В город прибыл странный лимузин, и в нем сидели четыре странных молодых человека. Невозможно было не заметить их элегантное медленное блуждание по всему городу, и как они замедляли ход и рассматривали молодых людей, занятых в бочарной мастерской, а Телма — совершенно невинный город, и о причине такого их поведения никто точно не догадывался. Никто не знал, где они останавливаются, если они вообще где-либо останавливались. Днем они никогда не опускал и стекол своего лимузина, ночами — опускали, чтобы позвать мягкими голосами того или иного парня на тротуаре. Они пробыли в городе только два дня и две ночи, и распространился всеобщий слух, что они из Тускалузы или из Бирмингема, и прибыли в Телму, чтобы вызвать профсоюзные беспорядки среди работающих в бочарной мастерской.
Во вторую ночь их пребывания в Телме один из четырех сидевших в лимузине воркующим, как у голубя, голосом позвал не рабочего мастерской, а меня — сквозь быстроопущенное стекло лимузина, темного, как причина их пребывания в Телме.
— Мальчик, ты куда идешь, тебя подбросить?
Я был в кино в Бижу, смотрел фильм с Гэри Купером, и был так захвачен его лицом, что едва следил за сюжетом.
— Конечно, спасибо.
Быстро, тихо, задняя дверь лимузина открылась, чтобы впустить меня, и блондин, который разговаривал со мной, поднял меня, перенес через свои колени и посадил между собой и скульптурно неподвижным молодым человеком с таким же оцепеневшим взглядом.
Не успел я оказаться между блондином и темноволосым, как стекло поднялось и лимузин тронулся.
Блондин заговорил первым.
— Куда тебе, мальчик?
— Домой.
— Это куда?
— Угол Персиковой и Вишневой.
Когда я упомянул название улиц, кто-то на передних сидениях засмеялся, и все четыре пассажира этого лимузина засмеялись, как эхо. Наверное, это была их частная шутка — название улиц, на пересечении которых я жил.
— Тебе сколько лет, мальчик?
— Четырнадцать.
— Ты не боишься ехать в машине с четырьмя незнакомыми мужчинами?
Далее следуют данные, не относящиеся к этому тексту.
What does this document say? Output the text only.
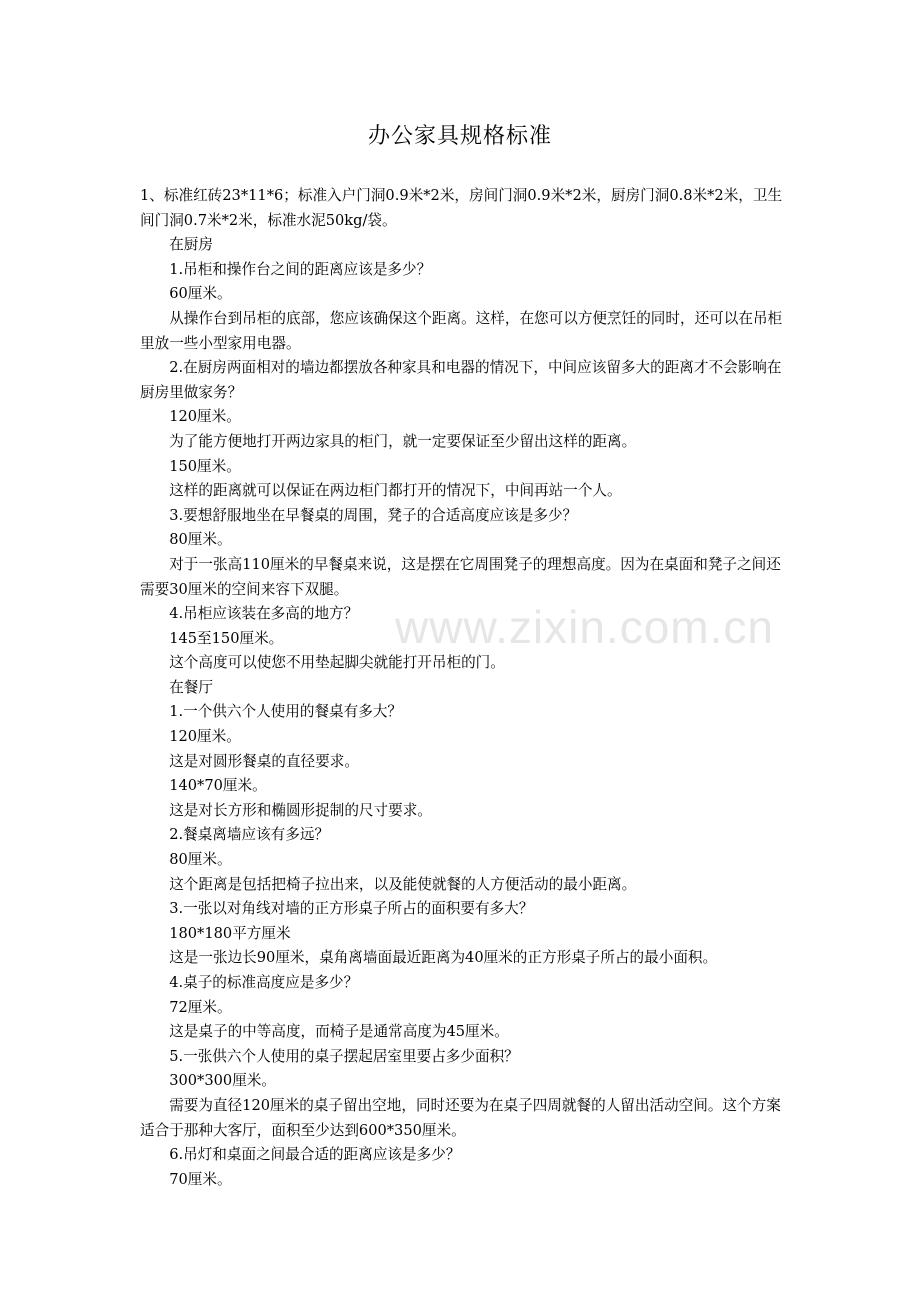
www.zixin.com.cn
办公家具规格标准

1、标准红砖23*11*6；标准入户门洞0.9米*2米，房间门洞0.9米*2米，厨房门洞0.8米*2米，卫生间门洞0.7米*2米，标准水泥50kg/袋。

在厨房

1.吊柜和操作台之间的距离应该是多少？

60厘米。

从操作台到吊柜的底部，您应该确保这个距离。这样，在您可以方便烹饪的同时，还可以在吊柜里放一些小型家用电器。

2.在厨房两面相对的墙边都摆放各种家具和电器的情况下，中间应该留多大的距离才不会影响在厨房里做家务？

120厘米。

为了能方便地打开两边家具的柜门，就一定要保证至少留出这样的距离。

150厘米。

这样的距离就可以保证在两边柜门都打开的情况下，中间再站一个人。

3.要想舒服地坐在早餐桌的周围，凳子的合适高度应该是多少？

80厘米。

对于一张高110厘米的早餐桌来说，这是摆在它周围凳子的理想高度。因为在桌面和凳子之间还需要30厘米的空间来容下双腿。

4.吊柜应该装在多高的地方？

145至150厘米。

这个高度可以使您不用垫起脚尖就能打开吊柜的门。

在餐厅

1.一个供六个人使用的餐桌有多大？

120厘米。

这是对圆形餐桌的直径要求。

140*70厘米。

这是对长方形和椭圆形捉制的尺寸要求。

2.餐桌离墙应该有多远？

80厘米。

这个距离是包括把椅子拉出来，以及能使就餐的人方便活动的最小距离。

3.一张以对角线对墙的正方形桌子所占的面积要有多大？

180*180平方厘米

这是一张边长90厘米，桌角离墙面最近距离为40厘米的正方形桌子所占的最小面积。

4.桌子的标准高度应是多少？

72厘米。

这是桌子的中等高度，而椅子是通常高度为45厘米。

5.一张供六个人使用的桌子摆起居室里要占多少面积？

300*300厘米。

需要为直径120厘米的桌子留出空地，同时还要为在桌子四周就餐的人留出活动空间。这个方案适合于那种大客厅，面积至少达到600*350厘米。

6.吊灯和桌面之间最合适的距离应该是多少？

70厘米。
От такого вопроса я начал дрожать, особенно после того, как рука темноволосого и рука блондина довольно плотно обхватили мои колени, как будто я был в их машине арестантом.
Но я ответил:
— Нет, почему я должен бояться?
— Такой симпатичный мальчик, как ты?..
— Я не понимаю, о чем вы, но я хочу выйти.
В ответ лимузин увеличил скорость, но ехал он не в направлении моего дома, а в темное пространство пригорода.
— Вы едете не в сторону Вишневой и Персиковой.
Снова смех хором. Блондин рассмеялся мягче других и сказал:
— Подышим сначала свежим воздухом.
— Нет, нет, я хочу выйти.
На этот раз я испугался уже не на шутку, потому что лимузин с таинственной четверкой был уже на темной безлунной ночной дороге, и руки обоих моих соседей медленно двигались от моих коленей и ритмично сжимались, как женщины сжимают дыню, чтобы посмотреть, спелая ли она.
Блондин достиг уже моего паха и спросил:
— Разве тебе это неприятно?
Приятно мне было или неприятно, я был слишком напуган, чтобы отвечать.
Внезапно лимузин остановился, темноволосый взял мою руку, положил ее себе на ширинку, плотно прижал там, и я почувствовал его мощную эрекцию, а потом он заговорил.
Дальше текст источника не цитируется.